Kindness as a Cosmic Virtue

This is not the “official” video of Carl Sagan’s “Pale Blue Dot”, but it’s my favorite.

My favorite line of this speech is at the end:

To me, it underscores our responsibility to deal more kindly with one another, and to preserve and cherish the pale blue dot, the only home we’ve ever known.

I agree whole-heartedly with this quote, with the entire message of this speech. It’s why I find the state of the world right now so distressing: Far too many people find far too many ideologies that allow themselves to be cruel to each other. Anti-semitism is on the rise now. Racism is on the rise. Kindness and sympathy are cast aside, and that casting is seen as a virtue by folks on both sides of the political divide.

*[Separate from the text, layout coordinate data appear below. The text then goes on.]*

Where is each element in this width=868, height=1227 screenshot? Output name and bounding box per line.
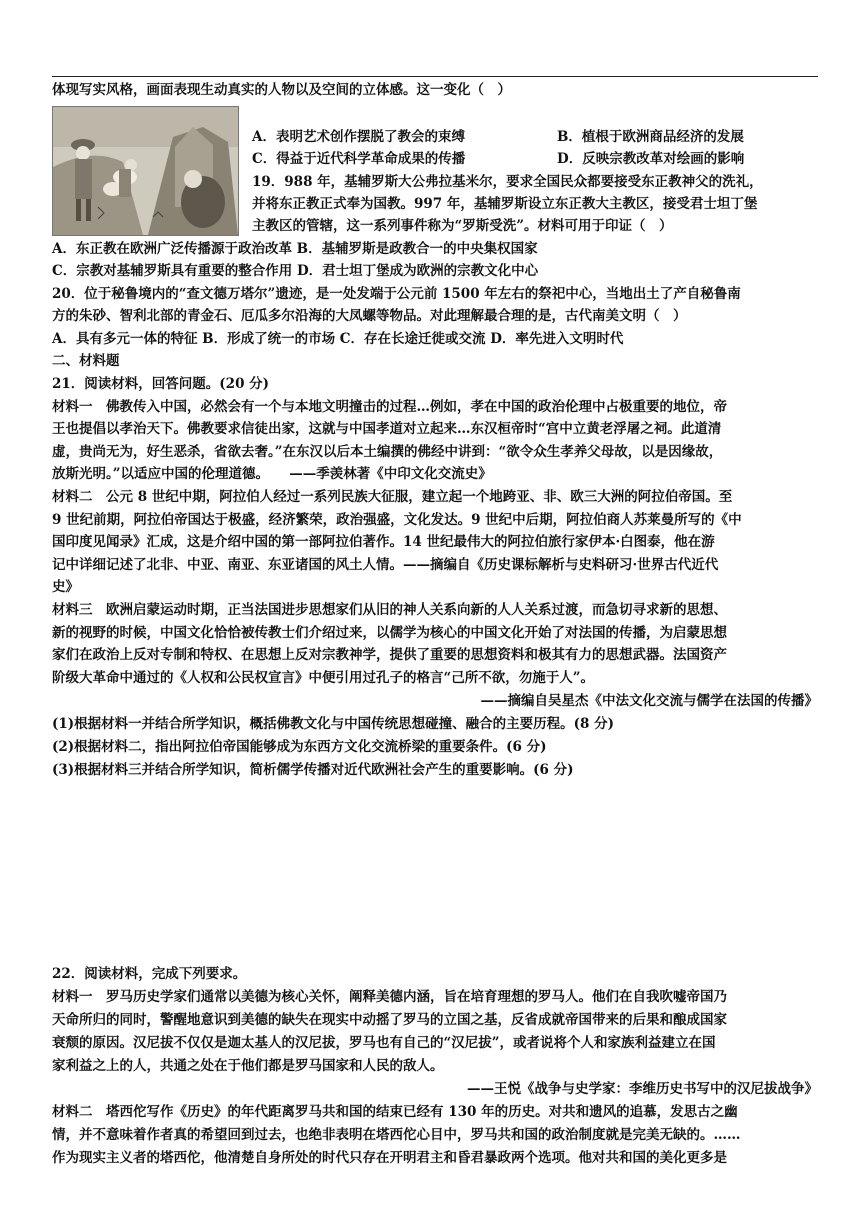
section-heading: 二、材料题 — [52, 353, 120, 369]
q18-option-a[interactable]: A．表明艺术创作摆脱了教会的束缚 — [252, 129, 465, 145]
q21-material-2-line: 记中详细记述了北非、中亚、南亚、东亚诸国的风土人情。——摘编自《历史课标解析与史料研习·世界古代近代 — [52, 557, 719, 573]
q21-subquestion-2: (2)根据材料二，指出阿拉伯帝国能够成为东西方文化交流桥梁的重要条件。(6 分) — [52, 739, 547, 755]
painting-illustration — [53, 107, 238, 235]
q21-heading: 21．阅读材料，回答问题。(20 分) — [52, 376, 270, 392]
q21-subquestion-1: (1)根据材料一并结合所学知识，概括佛教文化与中国传统思想碰撞、融合的主要历程。(8 分) — [52, 716, 615, 732]
q22-material-1-line: 天命所归的同时，警醒地意识到美德的缺失在现实中动摇了罗马的立国之基，反省成就帝国带来的后果和酿成国家 — [52, 1012, 727, 1028]
q18-option-c[interactable]: C．得益于近代科学革命成果的传播 — [252, 151, 466, 167]
q22-material-2-line: 情，并不意味着作者真的希望回到过去，也绝非表明在塔西佗心目中，罗马共和国的政治制度就是完美无缺的。…… — [52, 1127, 741, 1143]
q18-stem-tail: 体现写实风格，画面表现生动真实的人物以及空间的立体感。这一变化（ ） — [52, 82, 511, 98]
q19-line-3: 主教区的管辖，这一系列事件称为“罗斯受洗”。材料可用于印证（ ） — [252, 218, 673, 234]
q21-material-2-line: 9 世纪前期，阿拉伯帝国达于极盛，经济繁荣，政治强盛，文化发达。9 世纪中后期，阿拉伯商人苏莱曼所写的《中 — [52, 512, 742, 528]
q21-material-2-line: 国印度见闻录》汇成，这是介绍中国的第一部阿拉伯著作。14 世纪最伟大的阿拉伯旅行家伊本·白图泰，他在游 — [52, 534, 715, 550]
q21-material-1-line: 虚，贵尚无为，好生恶杀，省欲去奢。”在东汉以后本土编撰的佛经中讲到：“欲令众生孝养父母故，以是因缘故， — [52, 444, 723, 460]
q22-material-1-source: ——王悦《战争与史学家：李维历史书写中的汉尼拔战争》 — [467, 1081, 818, 1097]
q21-material-1-line: 放斯光明。”以适应中国的伦理道德。 ——季羡林著《中印文化交流史》 — [52, 466, 492, 482]
q21-material-2-line: 材料二 公元 8 世纪中期，阿拉伯人经过一系列民族大征服，建立起一个地跨亚、非、欧三大洲的阿拉伯帝国。至 — [52, 489, 733, 505]
q19-options-cd[interactable]: C．宗教对基辅罗斯具有重要的整合作用 D．君士坦丁堡成为欧洲的宗教文化中心 — [52, 263, 539, 279]
q21-material-3-line: 材料三 欧洲启蒙运动时期，正当法国进步思想家们从旧的神人关系向新的人人关系过渡，而急切寻求新的思想、 — [52, 602, 727, 618]
q19-options-ab[interactable]: A．东正教在欧洲广泛传播源于政治改革 B．基辅罗斯是政教合一的中央集权国家 — [52, 241, 538, 257]
q19-line-2: 并将东正教正式奉为国教。997 年，基辅罗斯设立东正教大主教区，接受君士坦丁堡 — [252, 196, 758, 212]
q19-line-1: 19．988 年，基辅罗斯大公弗拉基米尔，要求全国民众都要接受东正教神父的洗礼， — [252, 174, 763, 190]
q21-material-1-line: 材料一 佛教传入中国，必然会有一个与本地文明撞击的过程…例如，孝在中国的政治伦理中占极重要的地位，帝 — [52, 399, 727, 415]
q18-option-d[interactable]: D．反映宗教改革对绘画的影响 — [557, 151, 745, 167]
q22-heading: 22．阅读材料，完成下列要求。 — [52, 966, 247, 982]
q18-option-b[interactable]: B．植根于欧洲商品经济的发展 — [557, 129, 744, 145]
q22-material-1-line: 材料一 罗马历史学家们通常以美德为核心关怀，阐释美德内涵，旨在培育理想的罗马人。他们在自我吹嘘帝国乃 — [52, 989, 727, 1005]
q21-material-3-source: ——摘编自吴星杰《中法文化交流与儒学在法国的传播》 — [480, 693, 818, 709]
q21-material-3-line: 阶级大革命中通过的《人权和公民权宣言》中便引用过孔子的格言“己所不欲，勿施于人”。 — [52, 670, 595, 686]
q20-options[interactable]: A．具有多元一体的特征 B．形成了统一的市场 C．存在长途迁徙或交流 D．率先进入文明时代 — [52, 331, 624, 347]
q20-line-1: 20．位于秘鲁境内的“查文德万塔尔”遗迹，是一处发端于公元前 1500 年左右的祭祀中心，当地出土了产自秘鲁南 — [52, 286, 741, 302]
q21-subquestion-3: (3)根据材料三并结合所学知识，简析儒学传播对近代欧洲社会产生的重要影响。(6 分) — [52, 762, 574, 778]
q21-material-3-line: 新的视野的时候，中国文化恰恰被传教士们介绍过来，以儒学为核心的中国文化开始了对法国的传播，为启蒙思想 — [52, 625, 727, 641]
giotto-painting-image — [52, 106, 239, 236]
q22-material-1-line: 家利益之上的人，共通之处在于他们都是罗马国家和人民的敌人。 — [52, 1058, 444, 1074]
q21-material-2-line: 史》 — [52, 579, 79, 595]
q22-material-2-line: 材料二 塔西佗写作《历史》的年代距离罗马共和国的结束已经有 130 年的历史。对共和遗风的追慕，发思古之幽 — [52, 1104, 738, 1120]
q21-material-3-line: 家们在政治上反对专制和特权、在思想上反对宗教神学，提供了重要的思想资料和极其有力的思想武器。法国资产 — [52, 647, 727, 663]
q22-material-1-line: 衰颓的原因。汉尼拔不仅仅是迦太基人的汉尼拔，罗马也有自己的“汉尼拔”，或者说将个人和家族利益建立在国 — [52, 1035, 716, 1051]
top-rule — [52, 76, 818, 77]
q21-material-1-line: 王也提倡以孝治天下。佛教要求信徒出家，这就与中国孝道对立起来…东汉桓帝时“宫中立黄老浮屠之祠。此道清 — [52, 421, 722, 437]
q22-material-2-line: 作为现实主义者的塔西佗，他清楚自身所处的时代只存在开明君主和昏君暴政两个选项。他对共和国的美化更多是 — [52, 1150, 727, 1166]
q20-line-2: 方的朱砂、智利北部的青金石、厄瓜多尔沿海的大凤螺等物品。对此理解最合理的是，古代南美文明（ ） — [52, 308, 687, 324]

But in the end, what matters is how kind we are to each other. Neil DeGrasse Tyson said:

For me, I am driven by two main philosophies, know more today about the world than I knew yesterday. And along the way, lessen the suffering of others. You’d be surprised how far that gets you.

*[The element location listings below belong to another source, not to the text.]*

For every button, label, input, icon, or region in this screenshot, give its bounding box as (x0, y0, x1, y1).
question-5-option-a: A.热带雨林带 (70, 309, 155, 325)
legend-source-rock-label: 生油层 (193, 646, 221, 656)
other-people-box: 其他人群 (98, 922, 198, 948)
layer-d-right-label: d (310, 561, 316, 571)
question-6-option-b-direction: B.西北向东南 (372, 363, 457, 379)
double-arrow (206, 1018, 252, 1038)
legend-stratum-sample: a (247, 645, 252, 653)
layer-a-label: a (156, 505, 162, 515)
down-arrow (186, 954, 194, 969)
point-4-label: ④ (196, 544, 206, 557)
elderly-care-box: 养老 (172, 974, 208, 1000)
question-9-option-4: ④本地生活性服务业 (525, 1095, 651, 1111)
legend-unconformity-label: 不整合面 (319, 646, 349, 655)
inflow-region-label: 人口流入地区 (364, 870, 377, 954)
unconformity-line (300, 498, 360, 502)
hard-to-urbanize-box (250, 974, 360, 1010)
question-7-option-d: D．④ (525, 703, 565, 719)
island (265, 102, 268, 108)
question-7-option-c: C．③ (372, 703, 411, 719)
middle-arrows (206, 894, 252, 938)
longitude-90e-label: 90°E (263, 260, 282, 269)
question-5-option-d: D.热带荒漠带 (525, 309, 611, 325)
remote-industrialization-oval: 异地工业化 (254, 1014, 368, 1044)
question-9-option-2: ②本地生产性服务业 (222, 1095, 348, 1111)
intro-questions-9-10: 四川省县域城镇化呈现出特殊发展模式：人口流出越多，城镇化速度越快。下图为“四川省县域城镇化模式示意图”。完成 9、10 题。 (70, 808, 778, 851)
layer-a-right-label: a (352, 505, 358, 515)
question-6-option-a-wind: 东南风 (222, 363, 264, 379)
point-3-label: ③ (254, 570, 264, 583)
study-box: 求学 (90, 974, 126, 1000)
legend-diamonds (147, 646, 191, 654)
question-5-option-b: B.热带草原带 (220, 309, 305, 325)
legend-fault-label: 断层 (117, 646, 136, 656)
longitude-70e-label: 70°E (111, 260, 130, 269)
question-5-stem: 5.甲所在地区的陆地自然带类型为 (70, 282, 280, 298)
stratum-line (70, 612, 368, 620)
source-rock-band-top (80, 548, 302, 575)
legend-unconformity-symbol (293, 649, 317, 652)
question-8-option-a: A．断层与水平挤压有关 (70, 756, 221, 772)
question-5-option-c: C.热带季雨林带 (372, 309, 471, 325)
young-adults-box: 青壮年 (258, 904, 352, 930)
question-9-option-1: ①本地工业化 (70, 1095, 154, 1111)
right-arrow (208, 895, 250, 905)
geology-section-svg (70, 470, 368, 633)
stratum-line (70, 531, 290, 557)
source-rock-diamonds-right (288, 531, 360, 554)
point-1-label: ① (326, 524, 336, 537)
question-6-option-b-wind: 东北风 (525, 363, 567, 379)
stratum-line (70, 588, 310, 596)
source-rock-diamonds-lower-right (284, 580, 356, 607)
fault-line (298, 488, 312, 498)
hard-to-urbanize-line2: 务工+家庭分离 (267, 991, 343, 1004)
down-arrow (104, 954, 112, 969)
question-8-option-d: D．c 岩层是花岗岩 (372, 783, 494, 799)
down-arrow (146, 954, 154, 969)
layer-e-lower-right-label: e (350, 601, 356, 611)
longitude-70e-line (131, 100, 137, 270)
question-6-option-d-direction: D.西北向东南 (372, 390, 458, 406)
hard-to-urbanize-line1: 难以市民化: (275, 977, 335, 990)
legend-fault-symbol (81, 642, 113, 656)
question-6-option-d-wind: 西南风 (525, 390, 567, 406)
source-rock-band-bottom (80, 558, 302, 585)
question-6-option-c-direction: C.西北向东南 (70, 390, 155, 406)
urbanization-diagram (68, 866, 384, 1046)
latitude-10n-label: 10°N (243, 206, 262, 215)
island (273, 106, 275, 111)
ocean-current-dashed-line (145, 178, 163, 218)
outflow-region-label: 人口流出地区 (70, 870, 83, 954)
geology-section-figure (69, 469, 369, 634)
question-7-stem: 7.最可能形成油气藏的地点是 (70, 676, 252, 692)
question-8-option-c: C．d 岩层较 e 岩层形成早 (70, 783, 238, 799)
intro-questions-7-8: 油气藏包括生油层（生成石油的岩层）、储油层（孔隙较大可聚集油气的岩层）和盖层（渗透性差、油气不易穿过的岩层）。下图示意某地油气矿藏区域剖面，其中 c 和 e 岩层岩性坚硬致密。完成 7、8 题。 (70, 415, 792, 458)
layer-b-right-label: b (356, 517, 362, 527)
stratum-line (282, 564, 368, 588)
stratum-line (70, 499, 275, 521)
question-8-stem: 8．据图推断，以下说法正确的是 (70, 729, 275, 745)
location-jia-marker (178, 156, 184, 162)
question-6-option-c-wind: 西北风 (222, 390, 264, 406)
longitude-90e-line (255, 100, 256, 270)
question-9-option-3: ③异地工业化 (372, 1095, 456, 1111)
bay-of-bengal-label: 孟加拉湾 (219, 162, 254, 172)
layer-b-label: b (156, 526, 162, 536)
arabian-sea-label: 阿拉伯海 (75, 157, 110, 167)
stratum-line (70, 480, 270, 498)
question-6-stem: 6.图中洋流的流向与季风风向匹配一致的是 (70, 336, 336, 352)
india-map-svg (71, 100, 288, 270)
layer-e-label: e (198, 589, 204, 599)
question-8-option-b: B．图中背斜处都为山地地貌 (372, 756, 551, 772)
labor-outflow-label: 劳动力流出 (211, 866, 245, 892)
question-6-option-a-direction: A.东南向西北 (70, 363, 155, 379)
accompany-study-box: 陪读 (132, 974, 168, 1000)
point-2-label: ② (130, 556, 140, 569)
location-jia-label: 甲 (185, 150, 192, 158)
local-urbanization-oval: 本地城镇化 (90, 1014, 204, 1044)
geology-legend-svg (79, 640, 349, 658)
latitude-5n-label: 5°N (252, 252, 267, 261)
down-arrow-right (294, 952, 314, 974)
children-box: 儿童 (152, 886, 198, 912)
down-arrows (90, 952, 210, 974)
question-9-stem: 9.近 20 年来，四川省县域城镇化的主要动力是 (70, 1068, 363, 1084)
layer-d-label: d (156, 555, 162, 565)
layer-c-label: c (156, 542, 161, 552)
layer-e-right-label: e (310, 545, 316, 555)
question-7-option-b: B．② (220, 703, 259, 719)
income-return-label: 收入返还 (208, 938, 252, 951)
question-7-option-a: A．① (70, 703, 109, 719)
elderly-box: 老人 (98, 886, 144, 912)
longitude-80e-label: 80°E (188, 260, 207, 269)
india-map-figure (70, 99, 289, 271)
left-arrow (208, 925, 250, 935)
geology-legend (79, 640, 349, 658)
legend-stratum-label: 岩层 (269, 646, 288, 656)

Every kindness and cruelty that we experience or visit onto others takes place on the same tiny little dust mote in the same Cosmos. I don’t think this is at all meaningless; on the contrary, being kind is a vast responsibility. A cosmic one.

When Peter Capaldi ended his tenure as the Doctor in the British TV series Doctor Who, before he regenerated into Jodie Whitaker, he gave a marvelous speech about the importance of being kind in the cosmos. I can’t remember it, and I can’t find it online anywhere (maybe I just haven’t looked hard enough). But some of the Twelfth Doctor’s words about kindness remain embedded in my brain: “Without hope, without witness, without reward. Be kind.” And also: “Love hard, run fast, be kind.”

And, of course, in the Star Trek episode “City on the Edge of Forever”, Kirk tells us that somewhere in the galaxy in the 22nd century some poet suggests that “Let me help” is a more loving statement than “I love you.”

So in the middle of this vast Cosmos, be kind to the Earth and the people who inhabit it. It is, after all, all we have. And as Carl Sagan also said, “For such small creatures as we, the vastness is bearable only through love.”